Climate change: ‘We’re not spending money on that anymore’

While Americans focus on the Gorsuch hearings and the possibility that the entire Trump palace guard was spooning caviar with Vladimir Putin last year, the minutiae that defines the administrative posture of every presidency begins to influence Cabinet departments and administrative agencies. By shredding eight years of environmental policy, we embarrass ourselves before the rest of the civilized world:

According to the draft, Mr. Trump is also expected to announce that he will lift a moratorium on new coal mining leases on public lands that had been announced last year by the Obama administration.

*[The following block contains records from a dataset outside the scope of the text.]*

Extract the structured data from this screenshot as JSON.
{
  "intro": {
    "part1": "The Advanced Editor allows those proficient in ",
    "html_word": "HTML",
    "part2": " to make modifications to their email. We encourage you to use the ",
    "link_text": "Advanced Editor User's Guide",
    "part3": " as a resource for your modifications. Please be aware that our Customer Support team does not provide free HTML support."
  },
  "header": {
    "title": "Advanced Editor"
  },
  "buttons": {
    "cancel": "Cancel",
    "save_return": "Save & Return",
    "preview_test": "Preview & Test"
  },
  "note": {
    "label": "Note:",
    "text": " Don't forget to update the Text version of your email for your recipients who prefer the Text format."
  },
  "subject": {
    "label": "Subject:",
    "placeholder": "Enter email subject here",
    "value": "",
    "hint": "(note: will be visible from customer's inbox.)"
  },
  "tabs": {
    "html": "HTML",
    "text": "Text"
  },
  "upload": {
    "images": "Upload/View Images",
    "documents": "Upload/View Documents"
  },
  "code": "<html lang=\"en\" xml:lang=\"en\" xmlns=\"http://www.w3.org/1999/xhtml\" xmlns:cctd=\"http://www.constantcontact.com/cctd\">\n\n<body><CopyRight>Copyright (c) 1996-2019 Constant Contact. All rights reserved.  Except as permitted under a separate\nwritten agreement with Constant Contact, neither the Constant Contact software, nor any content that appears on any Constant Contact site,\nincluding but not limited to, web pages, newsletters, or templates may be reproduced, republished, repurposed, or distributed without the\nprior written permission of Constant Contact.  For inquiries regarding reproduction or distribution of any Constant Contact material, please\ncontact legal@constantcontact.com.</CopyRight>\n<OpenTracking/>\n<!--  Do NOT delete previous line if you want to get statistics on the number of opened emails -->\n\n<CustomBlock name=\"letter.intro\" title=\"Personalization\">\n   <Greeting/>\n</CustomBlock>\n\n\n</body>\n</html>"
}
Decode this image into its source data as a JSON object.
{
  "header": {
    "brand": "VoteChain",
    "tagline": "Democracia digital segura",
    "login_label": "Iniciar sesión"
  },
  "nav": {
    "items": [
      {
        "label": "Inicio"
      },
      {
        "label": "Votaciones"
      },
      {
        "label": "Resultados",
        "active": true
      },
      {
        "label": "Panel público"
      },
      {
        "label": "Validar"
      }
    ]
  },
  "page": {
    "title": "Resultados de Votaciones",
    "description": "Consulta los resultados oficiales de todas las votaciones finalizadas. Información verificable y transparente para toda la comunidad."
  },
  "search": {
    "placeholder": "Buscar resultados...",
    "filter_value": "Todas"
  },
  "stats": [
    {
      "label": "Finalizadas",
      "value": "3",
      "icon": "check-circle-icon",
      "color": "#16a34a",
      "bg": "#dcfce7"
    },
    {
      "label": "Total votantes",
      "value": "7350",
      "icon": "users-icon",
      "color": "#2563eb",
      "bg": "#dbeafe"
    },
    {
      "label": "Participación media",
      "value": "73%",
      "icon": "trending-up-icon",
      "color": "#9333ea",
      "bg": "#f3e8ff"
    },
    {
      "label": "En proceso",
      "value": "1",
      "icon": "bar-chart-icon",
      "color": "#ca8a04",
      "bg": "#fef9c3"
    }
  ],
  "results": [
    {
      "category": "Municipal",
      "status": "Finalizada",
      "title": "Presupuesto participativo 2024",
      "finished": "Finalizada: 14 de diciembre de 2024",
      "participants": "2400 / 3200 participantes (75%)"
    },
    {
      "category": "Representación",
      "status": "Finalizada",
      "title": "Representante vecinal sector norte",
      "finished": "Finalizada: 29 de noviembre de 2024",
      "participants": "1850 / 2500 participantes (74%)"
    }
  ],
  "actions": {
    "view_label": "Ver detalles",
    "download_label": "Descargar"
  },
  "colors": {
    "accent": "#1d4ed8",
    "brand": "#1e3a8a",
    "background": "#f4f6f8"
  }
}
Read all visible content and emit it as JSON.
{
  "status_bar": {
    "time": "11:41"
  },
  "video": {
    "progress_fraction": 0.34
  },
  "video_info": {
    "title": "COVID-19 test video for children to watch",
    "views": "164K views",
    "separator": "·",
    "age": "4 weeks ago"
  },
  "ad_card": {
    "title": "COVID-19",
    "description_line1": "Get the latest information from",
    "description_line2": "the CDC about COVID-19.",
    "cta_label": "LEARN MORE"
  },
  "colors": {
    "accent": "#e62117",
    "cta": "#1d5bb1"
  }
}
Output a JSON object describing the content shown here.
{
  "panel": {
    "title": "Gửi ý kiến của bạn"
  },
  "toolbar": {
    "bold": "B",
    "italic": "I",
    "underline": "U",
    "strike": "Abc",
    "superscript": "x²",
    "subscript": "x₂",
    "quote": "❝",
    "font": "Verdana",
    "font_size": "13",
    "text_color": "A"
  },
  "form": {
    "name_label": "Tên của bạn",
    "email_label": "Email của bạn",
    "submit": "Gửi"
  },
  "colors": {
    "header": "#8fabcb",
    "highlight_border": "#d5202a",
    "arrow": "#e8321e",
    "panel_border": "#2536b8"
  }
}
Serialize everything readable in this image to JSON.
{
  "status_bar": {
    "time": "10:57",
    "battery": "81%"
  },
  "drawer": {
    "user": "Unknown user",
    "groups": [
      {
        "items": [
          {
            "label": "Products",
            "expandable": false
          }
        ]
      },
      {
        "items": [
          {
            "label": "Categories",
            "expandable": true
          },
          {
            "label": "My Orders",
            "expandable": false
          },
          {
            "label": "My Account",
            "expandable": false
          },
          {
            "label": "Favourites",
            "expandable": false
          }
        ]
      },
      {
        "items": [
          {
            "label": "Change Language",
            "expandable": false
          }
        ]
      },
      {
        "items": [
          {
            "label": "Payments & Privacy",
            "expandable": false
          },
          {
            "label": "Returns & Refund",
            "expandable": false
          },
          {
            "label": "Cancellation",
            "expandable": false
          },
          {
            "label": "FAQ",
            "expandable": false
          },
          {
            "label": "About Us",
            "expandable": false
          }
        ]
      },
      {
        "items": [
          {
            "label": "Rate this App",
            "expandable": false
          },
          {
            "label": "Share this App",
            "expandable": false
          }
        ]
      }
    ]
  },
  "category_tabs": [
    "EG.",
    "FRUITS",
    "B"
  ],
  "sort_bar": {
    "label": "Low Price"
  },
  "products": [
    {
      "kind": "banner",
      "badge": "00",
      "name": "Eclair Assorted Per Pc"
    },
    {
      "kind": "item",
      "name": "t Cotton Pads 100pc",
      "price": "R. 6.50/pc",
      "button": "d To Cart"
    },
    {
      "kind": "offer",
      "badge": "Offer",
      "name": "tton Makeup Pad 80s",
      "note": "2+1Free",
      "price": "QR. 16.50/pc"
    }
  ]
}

He is also expected to order White House economists to revisit an Obama-era budgeting metric known as the social cost of carbon. Economists and policy makers used the metric to place a dollar cost on the economic impact of planet-warming carbon dioxide pollution: about $36 per ton. That measure formed the Obama administration’s economic justification for issuing climate change regulations that would harm some industries, such as coal mining, noting that those costs would be outweighed by the economic benefits of preventing billions of tons of planet-warming pollution.

Eliminating or lowering the social cost of carbon could provide the Trump administration the economic justification for putting forth less-stringent regulations.

The draft order would also rescind an executive order by Mr. Obama that all federal agencies take climate change into account when considering any form of environmental permitting.

Buried in the story’s last third is a suggestion that some of these measures may take years to implement, if at all. But The Signal is Sent to the bureaucracies.